US Marshal Probed for Sex at Work Accused of Using Employees to Do Home Assignments, Media Says
According to the outlet, Andrew Smith, a top official at the agency, had been tasking underlings to do his homework while attending a post-graduate programme at the Naval War College Rhode Island. A member of the Marshals Service sent a letter to the state’s registrar’s office in recent months complaining about Smith.

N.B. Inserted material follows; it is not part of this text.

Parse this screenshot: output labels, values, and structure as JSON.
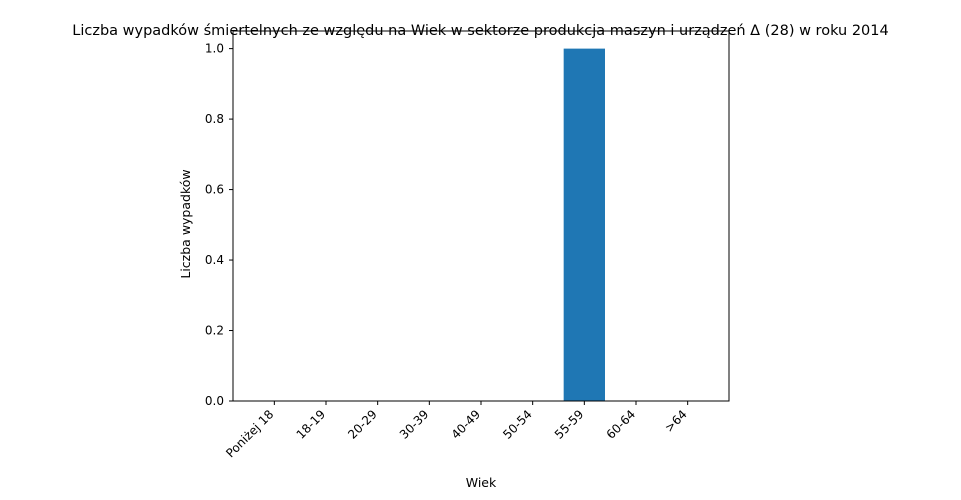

“I am writing to inform you a U.S. Marshals Service employee and Naval War College student, Andrew Smith, is under an internal investigation for tasking subordinates to complete class assignments, which he submitted to the Naval War College as his own work. Our agency mantra is Justice, Integrity, Service. If true this allegation is a complete failure of integrity”, reads the letter as per the New York Post.
The pair reportedly had sexual intercourse in Mr Smith’s office, which has glass walls with frosted windows. Employees of the agency heard the couple and recorded them on their cell phones, sources within the law enforcement agency told the tabloid.
Smith, who oversaw the Marshals Service’s crisis response, national security, and contingency programmes, was placed on extended family medical leave until mid-November, the date when he can retire, with reports saying that he may escape any disciplinary action if the probe is complete after he leaves the agency.
The news caused public outcry among employees, who accused the law enforcement agency of double standards. Former and current Marshals said it would be damaging for the service's reputation if Smith, a senior executive, escapes the consequences of his alleged misconducts.
"The US Marshals Service seems to have a two-class system for meting out discipline — one for executives, one for the rank and file. History shows that violative executives are able to retire in lieu of disciplinary action while the rank and file suffer more harsh penalties. If the facts here prove true, the most serious consequences should apply, not only for the alleged conduct, but equally for the betrayal of trust in upholding one of the three cornerstones of the storied Agency’s motto — integrity", said a former employee.